Executive Director, National Center on Housing & Child Welfare

Ruth White is one of the nation’s leading experts on the nexus between housing policy and child welfare. She is co-founder and Executive Director of the National Center for Housing and Child Welfare and former director of Housing and Homelessness for the Child Welfare League of America (CWLA). At the Child Welfare League, she co-edited the landmark issue of the League’s journal, Child Welfare, documenting the extent to which children are needlessly held in foster care because their parents lack decent housing.
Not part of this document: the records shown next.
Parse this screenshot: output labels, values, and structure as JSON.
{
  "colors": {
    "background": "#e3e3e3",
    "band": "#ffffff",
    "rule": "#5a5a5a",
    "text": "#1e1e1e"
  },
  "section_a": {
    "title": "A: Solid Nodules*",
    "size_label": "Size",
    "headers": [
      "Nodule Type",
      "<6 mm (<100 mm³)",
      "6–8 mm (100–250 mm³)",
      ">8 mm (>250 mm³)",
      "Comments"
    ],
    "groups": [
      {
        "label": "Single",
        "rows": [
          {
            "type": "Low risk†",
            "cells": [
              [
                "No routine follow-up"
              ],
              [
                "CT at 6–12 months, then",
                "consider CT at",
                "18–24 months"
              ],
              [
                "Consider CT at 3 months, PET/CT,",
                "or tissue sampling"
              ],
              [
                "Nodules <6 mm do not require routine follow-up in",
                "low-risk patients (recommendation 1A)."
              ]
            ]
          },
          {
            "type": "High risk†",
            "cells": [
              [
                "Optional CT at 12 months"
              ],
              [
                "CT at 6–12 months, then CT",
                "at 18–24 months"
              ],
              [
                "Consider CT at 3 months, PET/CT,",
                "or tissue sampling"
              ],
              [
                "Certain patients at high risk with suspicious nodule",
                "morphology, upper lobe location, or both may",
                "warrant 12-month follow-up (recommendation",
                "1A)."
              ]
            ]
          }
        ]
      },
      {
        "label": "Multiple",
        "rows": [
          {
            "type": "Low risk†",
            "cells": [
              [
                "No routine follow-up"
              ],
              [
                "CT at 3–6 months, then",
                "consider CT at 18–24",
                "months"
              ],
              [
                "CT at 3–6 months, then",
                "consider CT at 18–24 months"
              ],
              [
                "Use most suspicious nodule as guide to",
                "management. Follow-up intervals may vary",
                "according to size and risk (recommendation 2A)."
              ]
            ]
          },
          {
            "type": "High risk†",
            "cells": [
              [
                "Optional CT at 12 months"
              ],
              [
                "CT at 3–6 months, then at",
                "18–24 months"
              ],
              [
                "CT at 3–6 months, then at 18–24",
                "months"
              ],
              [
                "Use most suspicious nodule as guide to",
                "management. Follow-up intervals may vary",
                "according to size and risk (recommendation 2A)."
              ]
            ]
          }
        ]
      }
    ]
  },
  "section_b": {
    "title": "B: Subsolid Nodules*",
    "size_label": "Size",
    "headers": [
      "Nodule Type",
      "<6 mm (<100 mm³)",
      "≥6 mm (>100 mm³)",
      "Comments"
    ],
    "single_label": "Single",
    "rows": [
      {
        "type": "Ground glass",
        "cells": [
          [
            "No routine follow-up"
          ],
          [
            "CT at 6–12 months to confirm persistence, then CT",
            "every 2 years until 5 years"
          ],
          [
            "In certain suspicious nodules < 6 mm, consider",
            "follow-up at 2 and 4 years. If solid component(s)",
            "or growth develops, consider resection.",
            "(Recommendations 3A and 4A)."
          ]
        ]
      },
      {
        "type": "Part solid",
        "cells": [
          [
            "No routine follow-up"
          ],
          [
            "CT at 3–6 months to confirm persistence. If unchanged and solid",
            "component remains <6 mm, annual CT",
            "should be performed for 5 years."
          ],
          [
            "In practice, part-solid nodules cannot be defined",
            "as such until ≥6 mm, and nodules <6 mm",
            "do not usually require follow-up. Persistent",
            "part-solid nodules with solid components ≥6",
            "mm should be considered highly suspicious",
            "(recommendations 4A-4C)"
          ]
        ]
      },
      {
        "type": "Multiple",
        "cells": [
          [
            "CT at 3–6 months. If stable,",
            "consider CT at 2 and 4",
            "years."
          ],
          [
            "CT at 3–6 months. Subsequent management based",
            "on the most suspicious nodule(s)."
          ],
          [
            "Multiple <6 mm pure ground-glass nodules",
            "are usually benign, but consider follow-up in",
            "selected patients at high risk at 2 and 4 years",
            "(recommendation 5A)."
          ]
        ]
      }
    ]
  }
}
Through White’s advocacy, over $100 million in new funding for the Family Unification Program has been made available for families and youth in child welfare since 2009. Prior to working at CWLA, White managed the front-door family shelter and redesigned the homeless coordinated entry system in Columbus, OH, reducing shelter entries by over 60 percent. White is also certified as an Assisted Housing Manger. White has a Master of Science Degree in Social Administration from Case Western Reserve University and a Bachelor of Science degree in Social Work from Ohio State University. She is currently a Furfey Scholar, doctoral candidate, and professor of social work at the Catholic University of America.